Description
Problem Statement: Multicore Task Scheduling:
In a system, there are M cores. There are N tasks which are present in the ready queue. Each task has a different execution time (in seconds). Each core can execute a single task at a time. Multiple cores can execute tasks simultaneously. Each task has a priority assigned to it.
The first task with a particular priority decides on which core it can execute (say core 2). It depends on which core is free. When two or more cores are free, a task should be executed on the core with the smaller ID. E.g. When core 3 and core 5 are free, then the task will get executed on core 3.
Other tasks with the same priority execute on the same core (eg. core 2) as the first task of that priority. Whenever a core completes execution of a task, i.e., whenever it is free, a new task is taken from the ready queue depending upon the task’s priority.
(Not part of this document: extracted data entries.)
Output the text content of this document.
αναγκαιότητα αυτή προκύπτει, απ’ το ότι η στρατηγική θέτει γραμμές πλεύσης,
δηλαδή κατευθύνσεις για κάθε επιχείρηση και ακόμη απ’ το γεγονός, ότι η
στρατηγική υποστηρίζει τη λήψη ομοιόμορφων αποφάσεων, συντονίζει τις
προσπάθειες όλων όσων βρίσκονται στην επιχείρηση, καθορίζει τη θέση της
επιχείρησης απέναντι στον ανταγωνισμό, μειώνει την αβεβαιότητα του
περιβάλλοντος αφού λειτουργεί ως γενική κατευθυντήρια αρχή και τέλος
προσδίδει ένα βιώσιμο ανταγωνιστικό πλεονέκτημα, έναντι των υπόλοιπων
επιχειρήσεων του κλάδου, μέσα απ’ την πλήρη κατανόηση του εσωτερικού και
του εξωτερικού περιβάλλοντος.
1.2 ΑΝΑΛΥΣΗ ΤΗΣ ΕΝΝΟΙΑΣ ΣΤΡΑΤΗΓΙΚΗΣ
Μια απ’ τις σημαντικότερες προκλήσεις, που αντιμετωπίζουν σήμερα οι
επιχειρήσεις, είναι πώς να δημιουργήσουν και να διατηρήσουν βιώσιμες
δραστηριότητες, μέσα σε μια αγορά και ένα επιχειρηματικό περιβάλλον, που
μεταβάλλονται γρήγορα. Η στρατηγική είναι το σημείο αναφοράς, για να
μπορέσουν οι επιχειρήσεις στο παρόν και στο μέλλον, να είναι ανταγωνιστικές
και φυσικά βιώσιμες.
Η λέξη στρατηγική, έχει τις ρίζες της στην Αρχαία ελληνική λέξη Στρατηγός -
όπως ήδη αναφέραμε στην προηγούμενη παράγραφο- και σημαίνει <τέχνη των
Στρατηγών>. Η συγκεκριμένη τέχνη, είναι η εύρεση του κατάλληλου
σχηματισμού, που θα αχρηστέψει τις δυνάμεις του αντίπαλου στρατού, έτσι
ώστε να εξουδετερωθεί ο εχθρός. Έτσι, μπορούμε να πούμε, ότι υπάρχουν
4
If a task with certain priority does not belong to that core, and if the core is free, it will be idle until the next appropriate task is taken out. If a task with a certain priority belongs to a core and the core is busy, the task has to wait until that particular core is free. Since we have only one queue in the system, a task is popped out of the queue only when the previous task is out. Thus, the ready queue is a blocking structure.
Assumptions:
● All tasks are in the ready queue at time zero. ● All tasks are independent of each other. ● Context switching time between tasks is zero. ● Scheduling time is zero. ● The number of cores are at least as many as the number of different priorities.
Tasks:
Print the total time (waiting time in queue + execution time on core) spent in the system for each task. Format: Input Format First line contains M, N respectively. The next line contains execution times T(i) of each task, in an order present in the ready queue. The next line contains priorities Pr(i) of each task.
Output Format: Total time taken by each task. Input Constraints: 1 ≤ M ≤ 1000 1 ≤ N ≤ 10^5 1 ≤ T(i) ≤ 100 0 ≤ Pr(i) < M Example: Sample input: 3 10 1 3 2 5 4 1 2 3 1 2 1 0 0 1 1 0 0 0 2 2 Sample output: 1 3 5 8 12 9 11 14 12 14 Explanation: Initially, all cores are free. So smaller ID core i.e. core 0 starts executing task 0.
Since task 0 has priority 1, all other tasks which have priority 1 will get executed on core 0 when their turn comes up. Now next task 1 is having priority as 0 and two cores are free. Again a smaller ID core i.e. core 1 will execute task 1. So, all tasks with priority 0 will get executed on core 1. At time 0, Core 2 is free and task 2 is at the front of the queue.
Since it has priority 0, it must be executed on the core where the first task of priority 0 was executed (that is, Core 1 which executed task 1 of priority 0). Since Core 1 is not free, task 2 is not popped out of the queue. Meanwhile, when task 0 is completed on core 0, task 2 has not yet been popped out of the queue. So it will wait until task 2 is popped.
At time 3 seconds, task 1 completes and frees Core 1. Thus task 2 with priority 0 is popped and executed on core 1. At the same time, task 3 with priority 1 is also scheduled for execution on core 0. Similarly, tasks 4,5,6,7 execute. When task 8, which is the first task with priority 2, is taken out from the ready queue, none of the other cores are free, so it will get executed on core 2. And so does task 9 with same priority, executes on core 2.
Please find the Gantt chart below for easy understanding. Time 0 1 2 3 4 5 6 7 8 9 10 11 12 13 14 Core 0 T0 T3 T4 Core 1 T1 T2 T5 T6 T7 Core 2 T8 T9 Black color represents idle time of the cores.
Implementation Details
● Queue can be implemented as an array. All GPU threads should access it in parallel – thus retrieving a task from the queue would need synchronization. ● Task execution need not be simulated (e.g., a thread waiting for a few seconds).
You can simply calculate its turnaround time. ● Sequential implementations would fetch zero marks. ● You are free to launch the kernel with the number of threads equal to the number of cores or number of tasks. Points to be noted ● The provided ‘main.cu’ contains the code, which takes care of file reading, writing and computation of time taken by ‘operations’ function.
You need to implement the given ‘operations’ function. ● You can write your own code from scratch. In this case, output should be written in exactly the same manner as given in ‘main.cu’ file. Also, make sure that input file and output files are taken as arguments. ● You need to write your own kernels/parallelized code inside the ‘operations’ function. ● The sequential implementation leads to ‘0’ marks on the assignment. Please keep this in mind. ● Test your code on large inputs.
Submission Guidelines
● You can either use the code provided by us or can write the entire code on your own from scratch based on your choice. ● Rename the file ‘main.cu’, which contains the implementation of the above-described functionality, to .cu ● For example, if your roll number is CS20S052, then the name of the file you submit on the Moodle should be CS20S052.cu (submit only the .cu file). ● After submission, download the file and make sure it was the one you intended to submit.
Learning Suggestion
● Write a CPU-version of code achieving the same functionality. Time the CPU code and GPU code separately for large inputs and compare the performances.